Heute vor 50 Jahren starb Johannes R. Becher. Der gebürtige Münchner distanzierte sich als ein der Tradition und dem "kulturellen Erbe" verpflichteter parteilicher Dichter zunächst von seinem expressionistischen Frühwerk. Nach Jahren im sowjetischen Exil wurde Becher nach 1945 in der Ostzone ein führender Kulturpolitiker, Publizist, Verlags- und Zeitschriftengründer und 1954 der erste Kulturminister der DDR. Seine in der Mitte der fünfziger Jahre publizierten Tagebücher zeigen, dass er wusste, wie stark die Politik seine Dichtung ruiniert hatte.

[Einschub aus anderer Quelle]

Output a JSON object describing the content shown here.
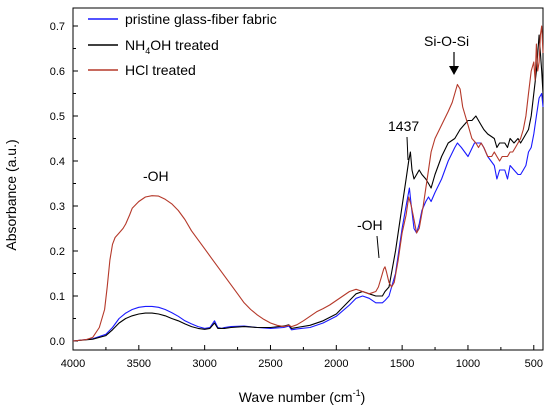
{
  "chart_data": {
    "type": "line",
    "xlabel": "Wave number (cm",
    "xlabel_sup": "-1",
    "xlabel_end": ")",
    "ylabel": "Absorbance (a.u.)",
    "xlim": [
      4000,
      430
    ],
    "ylim": [
      -0.02,
      0.74
    ],
    "x_reversed": true,
    "xticks": [
      4000,
      3500,
      3000,
      2500,
      2000,
      1500,
      1000,
      500
    ],
    "yticks": [
      0.0,
      0.1,
      0.2,
      0.3,
      0.4,
      0.5,
      0.6,
      0.7
    ],
    "ytick_labels": [
      "0.0",
      "0.1",
      "0.2",
      "0.3",
      "0.4",
      "0.5",
      "0.6",
      "0.7"
    ],
    "grid": false,
    "legend_position": "top-left",
    "legend": {
      "pristine": "pristine glass-fiber fabric",
      "nh4oh_pre": "NH",
      "nh4oh_sub": "4",
      "nh4oh_post": "OH treated",
      "hcl": "HCl treated"
    },
    "annotations": {
      "oh_broad": "-OH",
      "oh_small": "-OH",
      "peak_1437": "1437",
      "si_o_si": "Si-O-Si"
    },
    "series": [
      {
        "name": "pristine glass-fiber fabric",
        "color": "#1a1aff",
        "x": [
          4000,
          3850,
          3750,
          3700,
          3650,
          3600,
          3550,
          3500,
          3450,
          3400,
          3350,
          3300,
          3250,
          3200,
          3150,
          3100,
          3050,
          3000,
          2960,
          2925,
          2900,
          2870,
          2850,
          2800,
          2700,
          2600,
          2500,
          2400,
          2360,
          2340,
          2300,
          2200,
          2100,
          2000,
          1900,
          1850,
          1800,
          1750,
          1700,
          1650,
          1630,
          1600,
          1550,
          1500,
          1470,
          1445,
          1430,
          1410,
          1390,
          1370,
          1350,
          1320,
          1300,
          1280,
          1250,
          1200,
          1150,
          1100,
          1080,
          1050,
          1000,
          950,
          900,
          880,
          850,
          800,
          780,
          760,
          720,
          700,
          680,
          650,
          620,
          600,
          580,
          560,
          540,
          520,
          500,
          480,
          460,
          440,
          430
        ],
        "y": [
          0.0,
          0.005,
          0.015,
          0.03,
          0.05,
          0.062,
          0.07,
          0.075,
          0.077,
          0.077,
          0.075,
          0.07,
          0.063,
          0.055,
          0.045,
          0.038,
          0.032,
          0.028,
          0.03,
          0.045,
          0.03,
          0.028,
          0.03,
          0.032,
          0.033,
          0.03,
          0.028,
          0.03,
          0.033,
          0.025,
          0.027,
          0.03,
          0.04,
          0.055,
          0.08,
          0.095,
          0.1,
          0.095,
          0.085,
          0.085,
          0.09,
          0.1,
          0.15,
          0.25,
          0.3,
          0.34,
          0.3,
          0.25,
          0.24,
          0.26,
          0.29,
          0.31,
          0.32,
          0.31,
          0.33,
          0.36,
          0.4,
          0.43,
          0.44,
          0.43,
          0.41,
          0.44,
          0.44,
          0.43,
          0.41,
          0.39,
          0.36,
          0.38,
          0.38,
          0.36,
          0.39,
          0.38,
          0.37,
          0.37,
          0.38,
          0.39,
          0.42,
          0.43,
          0.46,
          0.5,
          0.54,
          0.55,
          0.52
        ]
      },
      {
        "name": "NH4OH treated",
        "color": "#000000",
        "x": [
          4000,
          3850,
          3750,
          3700,
          3650,
          3600,
          3550,
          3500,
          3450,
          3400,
          3350,
          3300,
          3250,
          3200,
          3150,
          3100,
          3050,
          3000,
          2960,
          2925,
          2900,
          2850,
          2800,
          2700,
          2600,
          2500,
          2400,
          2360,
          2340,
          2300,
          2200,
          2100,
          2000,
          1900,
          1850,
          1800,
          1750,
          1700,
          1650,
          1630,
          1600,
          1550,
          1500,
          1470,
          1450,
          1437,
          1425,
          1410,
          1390,
          1370,
          1350,
          1320,
          1300,
          1280,
          1250,
          1200,
          1150,
          1100,
          1060,
          1030,
          1000,
          970,
          940,
          920,
          900,
          880,
          850,
          800,
          780,
          760,
          720,
          700,
          680,
          650,
          620,
          600,
          580,
          560,
          540,
          520,
          500,
          480,
          460,
          440,
          430
        ],
        "y": [
          0.0,
          0.004,
          0.012,
          0.025,
          0.04,
          0.05,
          0.056,
          0.06,
          0.062,
          0.062,
          0.06,
          0.056,
          0.05,
          0.045,
          0.038,
          0.032,
          0.028,
          0.026,
          0.028,
          0.04,
          0.028,
          0.028,
          0.03,
          0.032,
          0.03,
          0.03,
          0.033,
          0.036,
          0.028,
          0.03,
          0.035,
          0.045,
          0.06,
          0.09,
          0.105,
          0.11,
          0.105,
          0.1,
          0.1,
          0.11,
          0.12,
          0.2,
          0.3,
          0.36,
          0.4,
          0.42,
          0.38,
          0.36,
          0.37,
          0.38,
          0.37,
          0.36,
          0.35,
          0.34,
          0.37,
          0.41,
          0.44,
          0.45,
          0.47,
          0.48,
          0.49,
          0.49,
          0.5,
          0.49,
          0.48,
          0.47,
          0.46,
          0.45,
          0.43,
          0.44,
          0.44,
          0.43,
          0.45,
          0.44,
          0.45,
          0.44,
          0.45,
          0.46,
          0.47,
          0.5,
          0.55,
          0.6,
          0.68,
          0.6,
          0.55
        ]
      },
      {
        "name": "HCl treated",
        "color": "#b5392a",
        "x": [
          4000,
          3900,
          3850,
          3800,
          3760,
          3740,
          3720,
          3700,
          3680,
          3650,
          3620,
          3600,
          3570,
          3550,
          3500,
          3450,
          3400,
          3350,
          3300,
          3250,
          3200,
          3150,
          3100,
          3050,
          3000,
          2950,
          2900,
          2850,
          2800,
          2750,
          2700,
          2650,
          2600,
          2550,
          2500,
          2450,
          2400,
          2360,
          2340,
          2300,
          2250,
          2200,
          2150,
          2100,
          2050,
          2000,
          1950,
          1900,
          1850,
          1800,
          1750,
          1700,
          1680,
          1660,
          1640,
          1630,
          1620,
          1600,
          1580,
          1560,
          1530,
          1500,
          1470,
          1450,
          1430,
          1410,
          1390,
          1370,
          1340,
          1300,
          1280,
          1250,
          1200,
          1150,
          1120,
          1100,
          1080,
          1060,
          1040,
          1000,
          970,
          940,
          920,
          900,
          880,
          850,
          820,
          800,
          780,
          760,
          740,
          720,
          700,
          680,
          660,
          640,
          620,
          600,
          580,
          560,
          540,
          520,
          500,
          490,
          480,
          470,
          460,
          450,
          440,
          430
        ],
        "y": [
          0.0,
          0.003,
          0.008,
          0.03,
          0.07,
          0.12,
          0.18,
          0.215,
          0.23,
          0.24,
          0.25,
          0.26,
          0.28,
          0.295,
          0.31,
          0.32,
          0.323,
          0.322,
          0.315,
          0.305,
          0.29,
          0.27,
          0.245,
          0.225,
          0.205,
          0.185,
          0.165,
          0.145,
          0.125,
          0.105,
          0.085,
          0.07,
          0.058,
          0.048,
          0.04,
          0.035,
          0.032,
          0.035,
          0.032,
          0.036,
          0.045,
          0.055,
          0.065,
          0.072,
          0.08,
          0.09,
          0.1,
          0.11,
          0.115,
          0.11,
          0.105,
          0.11,
          0.12,
          0.14,
          0.16,
          0.165,
          0.155,
          0.13,
          0.12,
          0.13,
          0.18,
          0.24,
          0.28,
          0.32,
          0.3,
          0.27,
          0.24,
          0.25,
          0.3,
          0.38,
          0.42,
          0.45,
          0.48,
          0.51,
          0.53,
          0.55,
          0.57,
          0.56,
          0.52,
          0.48,
          0.45,
          0.44,
          0.43,
          0.44,
          0.43,
          0.41,
          0.41,
          0.42,
          0.41,
          0.4,
          0.41,
          0.41,
          0.41,
          0.42,
          0.42,
          0.43,
          0.44,
          0.45,
          0.47,
          0.5,
          0.55,
          0.6,
          0.62,
          0.58,
          0.66,
          0.6,
          0.62,
          0.68,
          0.7,
          0.64
        ]
      }
    ]
  }
}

Von Manfred Jäger | 11.10.2008
    In seiner Lebensbilanz verstand sich Johannes R. Becher als ein Repräsentant der ersten Hälfte des 20 Jahrhunderts, der auch die Schwächen und Verfehlungen des Zeitalters aufnahm, durchlebte und durchlitt. Am 22. Mai 1891 kam er als Hans Robert Becher in München-Schwabing zur Welt, in einem gutbürgerlichen Elternhaus.

    "Da mein Vater ein hoher Justizbeamter war, war für mich vor allem jede gesetzliche Bestimmung von vornherein verdächtig. Dort, wo Verbotstafeln standen, dort ging ich unter allen Umständen durch."

    In einem Rückblick auf seine bewegten Jugendjahre rechtfertigt Becher im Mai 1956 sein sprachgewaltiges Frühwerk:

    "Der Expressionismus war trotz aller seiner Fehler schon ein teilweise großartiger Aufstand, vor allem gegen die Langeweile."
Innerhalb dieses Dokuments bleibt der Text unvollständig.